Customer Deposits and Advance Payments
Customer deposits can be tricky because they represent both money and future work.
Typical treatment:
- Buyer takes responsibility for delivering the work
- Buyer keeps the deposit money
- Seller may reimburse buyer if the funds were already spent
If the seller used deposit funds before performing the service, adjustments are required to avoid unfair burden on the buyer.
Summary: What Transfers vs. What Stays
| Item | Asset Sale | Stock Sale |
| Working capital | Negotiated; often partial | Transfers automatically |
| Inventory | Included at cost | Included automatically |
| Supplies | Included | Included |
| Prepaid expenses | Buyer reimburses seller | Transfer automatically |
| Security deposits | Negotiated | Transfer automatically |
| Vendor credits | Negotiated | Transfer automatically |
| Customer deposits | Buyer gets funds + obligation | Transfer automatically |
These items may seem small individually, but together they determine how much money the seller keeps, how secure the buyer feels, and whether the business runs smoothly after the transition.
What Happens to Profits Earned Before Closing?
One of the most important financial questions sellers ask is:
“Who gets the profits the business earns before the sale closes?”
This section of my guide will help you find the answer:
Profits Earned Before Closing Belong to the Seller
In nearly all transactions, profits earned before the closing date belong to the seller.
This includes:
- Completed work
- Revenue billed prior to closing
- Revenue earned but not yet invoiced (accrued revenue)
- Any cash the company receives for pre-closing work (depending on structure)
Why?
Because these profits were generated by the seller’s operations, employees, assets, and risk before the buyer took control.
The challenge lies in determining exactly when the revenue was earned.
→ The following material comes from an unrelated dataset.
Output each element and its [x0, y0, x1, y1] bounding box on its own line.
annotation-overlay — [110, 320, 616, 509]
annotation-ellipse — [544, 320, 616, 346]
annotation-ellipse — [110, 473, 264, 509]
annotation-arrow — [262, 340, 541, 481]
This is why careful accounting and timing are essential.
How Profits Are Allocated in Asset Sales
In an asset sale, the allocation is usually straightforward:
- Seller keeps profits earned before closing
- Buyer keeps profits earned after closing
- Any overlap is prorated based on when work was performed
Example:
If a service project spans two months and closing occurs in the middle, revenue is divided:
- Seller receives compensation for work completed before closing
- Buyer receives revenue for work completed after closing
This prevents either party from being unfairly advantaged.
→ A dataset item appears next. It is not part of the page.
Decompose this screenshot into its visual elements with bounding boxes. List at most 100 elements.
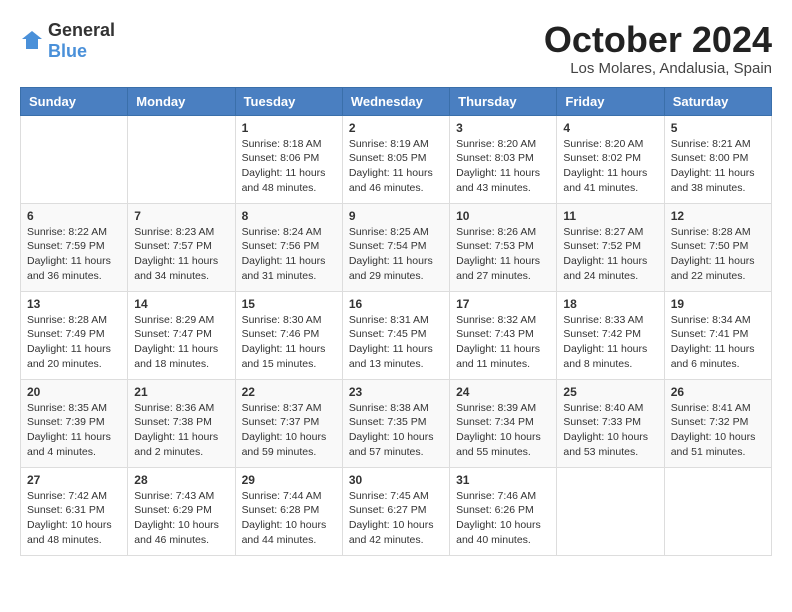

How Profits Are Allocated in Stock Sales
In a stock sale, the buyer purchases the entire entity—so technically, profit before closing now “belongs” to the company they purchased.
However, this does not mean the seller loses that profit.
Typical treatment:
- Profit is reflected in working capital
- Seller may take a pre-closing distribution
- The sale price may assume historical profitability
- Adjustments ensure the buyer does not receive unintended windfalls
Stock sales often require more sophisticated accounting because pre-closing profit remains inside the entity unless withdrawn.
How Expenses Are Prorated
Just as profits are allocated, many expenses must be divided between buyer and seller.
Expenses that often require proration include:
- Rent
- Utilities
- Payroll
- Subscriptions
- Service contracts
- Insurance premiums
- Maintenance fees
Example:
If rent is paid monthly and closing occurs on the 10th:
- Seller pays rent for days 1–10
- Buyer reimburses the seller for days 11–30
Proration prevents accidental overpayment by either party.
Summary: Who Gets Pre-Closing Profit?
| Item | Seller? | Buyer? | Notes |
| Profit earned before closing | ✔️ | ❌ | Seller keeps it |
| Profit earned after closing | ❌ | ✔️ | Buyer keeps it |
| Cash received before closing | ✔️ / ❌ | Depends on structure | Clarify in agreement |
| Prorated expenses | Shared | Shared | Based on timing |
Ultimately, profit belongs to the party who generated it, not simply to the one who received the cash.